Nume Ekeghe and Oluchi Chibuzor

The United States Agency for International Development (USAID) and other stakeholders have urged industry leaders to enhance their investments in infrastructure, emphasising its significance in fostering inclusive growth and development.

The USAID convened industry leaders, investors, and entrepreneurs for a one-day conference to reinforce the importance of infrastructure investment in Nigeria and showcased investment opportunities in strategic sectors.

The conference with theme: “Investing in Development,” showed that private sector investment in infrastructure was a vital pathway to achieving Nigeria’s development objectives across key sectors in Nigeria.

Also, stakeholders at the event agreed that the red tape should be reduced to enable private sector aide participate in infrastructure financing.

Speaking at the event, the Chief Executive Officer of Chapel Hill Denham, Bolaji Balogun, emphasised the importance of involving professionals in delivering key infrastructural projects across various sectors of the
economy.

 Balogun, called on the incoming government to prioritise infrastructure investment, saying it serves as a foundation for transforming agriculture, improving manufacturing capabilities, enhancing education, and even bolstering security measures.

Balogun added: “When you invest in infrastructure, you invest in power, transportation, digital infrastructure and energy infrastructure; what you end up doing is that you completely create a foundation for changing agriculture.”

He stressed that when infrastructure receives adequate attention it would trickle development across all sectors.

 “Even basic things you and I don’t think about like security, healthcare, and education are all impacted by infrastructure. So, there are many things you can do to change an economy but the foundation of it is to improve the level of investment in infrastructure,” he added.

On his part, the Chief Executive Officer, InfraCo, Lazarus Angbazo, noted that the Presidential Infrastructure funds would continue to focus on development, construction, and operation by committing Naira equity in each of the areas.

He added: “We know that no country can build their own country using dollar currency or foreign currencies. If you look at some of our peer countries like Brazil, and Mexico, they all have an InfraCo-like institutions that are able to sort of catalyse these infrastructure projects by providing equity, long-term bond, and tax incentives.

“Part of what can be done in mobilising domestic funds in addition to providing encouragement to institutional investors; say let designate a percentage of the GDP that would be available for Debt Management Office (DMO) to provide guarantees.

“The work is to develop a rich and sustainable and ongoing pipeline of bankable projects that we need to do and providing that sort of instrument; a guarantee instrument that would provide that support is what will address the gaps in the pipeline of development.”

 Acting USAID/Nigeria Mission Director, Sara Wert, who also spoke at the conference said: “The INVEST activity and the partnership between USAID and Chapel Hill Denham will attract investments that will create jobs, improve infrastructure, and drive progress in key sectors of the Nigerian economy.

“Our discussions today will impact how we can work together to enable low-carbon and resilient infrastructure in Africa.”

Participants engaged industry leaders and gained insights into emerging trends and opportunities in the sectors.

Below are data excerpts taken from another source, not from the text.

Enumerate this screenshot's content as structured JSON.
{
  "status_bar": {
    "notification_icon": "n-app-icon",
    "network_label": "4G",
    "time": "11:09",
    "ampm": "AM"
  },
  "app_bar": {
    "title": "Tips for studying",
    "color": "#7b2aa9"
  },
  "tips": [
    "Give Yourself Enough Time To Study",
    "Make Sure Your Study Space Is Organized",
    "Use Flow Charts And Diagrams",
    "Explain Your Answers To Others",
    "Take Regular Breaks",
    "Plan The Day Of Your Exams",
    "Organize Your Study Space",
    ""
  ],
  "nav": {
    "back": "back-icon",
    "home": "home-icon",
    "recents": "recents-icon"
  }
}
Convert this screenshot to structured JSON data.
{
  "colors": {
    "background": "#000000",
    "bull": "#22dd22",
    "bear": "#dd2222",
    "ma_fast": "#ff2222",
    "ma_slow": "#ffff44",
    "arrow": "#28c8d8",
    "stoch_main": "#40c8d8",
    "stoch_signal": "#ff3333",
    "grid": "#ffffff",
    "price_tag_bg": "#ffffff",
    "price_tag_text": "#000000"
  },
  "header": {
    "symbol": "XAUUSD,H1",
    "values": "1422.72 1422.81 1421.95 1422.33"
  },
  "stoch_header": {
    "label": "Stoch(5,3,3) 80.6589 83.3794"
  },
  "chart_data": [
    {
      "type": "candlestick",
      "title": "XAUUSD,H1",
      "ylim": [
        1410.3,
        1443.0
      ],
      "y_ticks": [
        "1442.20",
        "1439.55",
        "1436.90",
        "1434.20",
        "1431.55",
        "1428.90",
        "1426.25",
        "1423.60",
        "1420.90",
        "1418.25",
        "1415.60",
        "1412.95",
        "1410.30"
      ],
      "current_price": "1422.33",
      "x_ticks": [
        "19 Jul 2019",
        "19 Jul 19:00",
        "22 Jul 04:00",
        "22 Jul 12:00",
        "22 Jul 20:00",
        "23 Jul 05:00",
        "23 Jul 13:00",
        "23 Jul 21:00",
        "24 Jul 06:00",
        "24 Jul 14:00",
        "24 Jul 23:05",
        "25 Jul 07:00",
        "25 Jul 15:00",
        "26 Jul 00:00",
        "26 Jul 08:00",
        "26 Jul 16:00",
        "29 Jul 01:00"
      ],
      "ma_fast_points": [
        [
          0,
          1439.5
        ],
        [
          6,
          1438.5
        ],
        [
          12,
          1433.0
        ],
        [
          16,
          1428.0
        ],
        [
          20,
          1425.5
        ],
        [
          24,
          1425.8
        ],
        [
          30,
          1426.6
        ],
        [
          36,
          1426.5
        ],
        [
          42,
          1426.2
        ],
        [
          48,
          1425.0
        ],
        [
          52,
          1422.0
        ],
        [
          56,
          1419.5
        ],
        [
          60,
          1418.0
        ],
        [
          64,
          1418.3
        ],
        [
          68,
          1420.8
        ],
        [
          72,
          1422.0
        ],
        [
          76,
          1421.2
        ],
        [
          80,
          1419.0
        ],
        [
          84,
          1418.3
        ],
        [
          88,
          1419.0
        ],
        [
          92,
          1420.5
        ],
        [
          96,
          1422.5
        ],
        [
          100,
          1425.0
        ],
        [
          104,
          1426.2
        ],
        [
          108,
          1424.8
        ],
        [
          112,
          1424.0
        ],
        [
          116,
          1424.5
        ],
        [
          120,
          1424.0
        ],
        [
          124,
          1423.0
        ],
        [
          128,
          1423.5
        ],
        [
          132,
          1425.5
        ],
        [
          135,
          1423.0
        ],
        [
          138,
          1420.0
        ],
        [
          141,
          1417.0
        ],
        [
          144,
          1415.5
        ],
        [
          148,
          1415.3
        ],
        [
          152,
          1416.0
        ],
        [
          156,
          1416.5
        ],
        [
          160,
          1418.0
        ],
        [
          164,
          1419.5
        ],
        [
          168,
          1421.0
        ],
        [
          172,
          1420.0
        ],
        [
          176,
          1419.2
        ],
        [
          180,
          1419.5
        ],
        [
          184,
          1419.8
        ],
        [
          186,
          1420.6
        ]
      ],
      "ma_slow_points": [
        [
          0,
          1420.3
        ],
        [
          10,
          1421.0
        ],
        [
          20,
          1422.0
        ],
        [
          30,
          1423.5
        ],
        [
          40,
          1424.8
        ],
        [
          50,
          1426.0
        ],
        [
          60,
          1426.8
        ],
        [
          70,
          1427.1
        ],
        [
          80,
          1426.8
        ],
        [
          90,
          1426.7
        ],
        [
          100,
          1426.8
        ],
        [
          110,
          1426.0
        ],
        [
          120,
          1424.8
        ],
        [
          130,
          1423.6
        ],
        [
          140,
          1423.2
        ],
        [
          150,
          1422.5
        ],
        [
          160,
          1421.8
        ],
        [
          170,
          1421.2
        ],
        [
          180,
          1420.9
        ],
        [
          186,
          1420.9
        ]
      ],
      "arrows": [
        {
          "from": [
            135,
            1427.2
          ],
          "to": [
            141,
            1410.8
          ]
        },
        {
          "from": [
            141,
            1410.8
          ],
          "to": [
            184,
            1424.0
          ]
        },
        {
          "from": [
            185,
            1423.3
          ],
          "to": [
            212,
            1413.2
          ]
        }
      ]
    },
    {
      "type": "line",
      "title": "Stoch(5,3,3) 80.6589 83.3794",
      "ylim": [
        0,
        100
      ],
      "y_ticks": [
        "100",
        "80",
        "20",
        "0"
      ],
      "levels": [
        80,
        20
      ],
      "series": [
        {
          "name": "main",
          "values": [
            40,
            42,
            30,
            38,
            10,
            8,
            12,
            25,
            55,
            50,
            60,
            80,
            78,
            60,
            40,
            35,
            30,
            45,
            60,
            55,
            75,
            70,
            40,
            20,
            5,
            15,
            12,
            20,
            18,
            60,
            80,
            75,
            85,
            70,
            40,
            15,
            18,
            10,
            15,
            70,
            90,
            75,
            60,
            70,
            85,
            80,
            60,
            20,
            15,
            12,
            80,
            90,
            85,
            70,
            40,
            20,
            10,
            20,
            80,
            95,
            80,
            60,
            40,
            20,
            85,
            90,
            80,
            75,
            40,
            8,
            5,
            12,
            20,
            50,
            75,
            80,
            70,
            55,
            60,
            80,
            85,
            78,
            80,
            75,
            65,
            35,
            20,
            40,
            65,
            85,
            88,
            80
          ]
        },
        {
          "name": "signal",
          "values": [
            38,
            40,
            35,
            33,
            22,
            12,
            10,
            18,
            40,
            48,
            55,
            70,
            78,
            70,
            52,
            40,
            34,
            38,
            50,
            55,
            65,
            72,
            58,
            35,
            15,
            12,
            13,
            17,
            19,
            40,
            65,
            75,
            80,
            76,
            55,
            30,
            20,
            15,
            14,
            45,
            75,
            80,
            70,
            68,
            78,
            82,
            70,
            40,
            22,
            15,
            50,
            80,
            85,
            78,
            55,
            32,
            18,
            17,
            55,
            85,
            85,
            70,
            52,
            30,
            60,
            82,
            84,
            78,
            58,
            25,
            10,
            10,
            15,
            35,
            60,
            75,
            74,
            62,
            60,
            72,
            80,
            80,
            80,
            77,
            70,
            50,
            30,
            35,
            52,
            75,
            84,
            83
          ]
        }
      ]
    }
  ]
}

They also learned from presentations on infrastructure investment opportunities in the agro-industry, digital technology, financial services, and energy and renewables sectors.

For the Group Chief Executive Officer, AFEX, Ayodeji Balogun, “the best thing that has happened to agriculture is the talents that have chosen to participate in solving the solutions in the space.

“Now we have not started seeing the gain even though productivity is still declining, contribution to GDP-to-number of people working in the industry is declining, but we expect with better macro conditions, more capital inflows to Africa and more blended-development focus investment streams that are coming up in the space.”

On his part, Managing Director, Sahel Capital,  Mezuo Nwuneli said:  “We need to be very aware that it is critical to invest in agricultural infrastructure to ensure we have the right food ecosystem, the right pricing system- but there is a good investment opportunity there but  it is a long term economic and political stability.”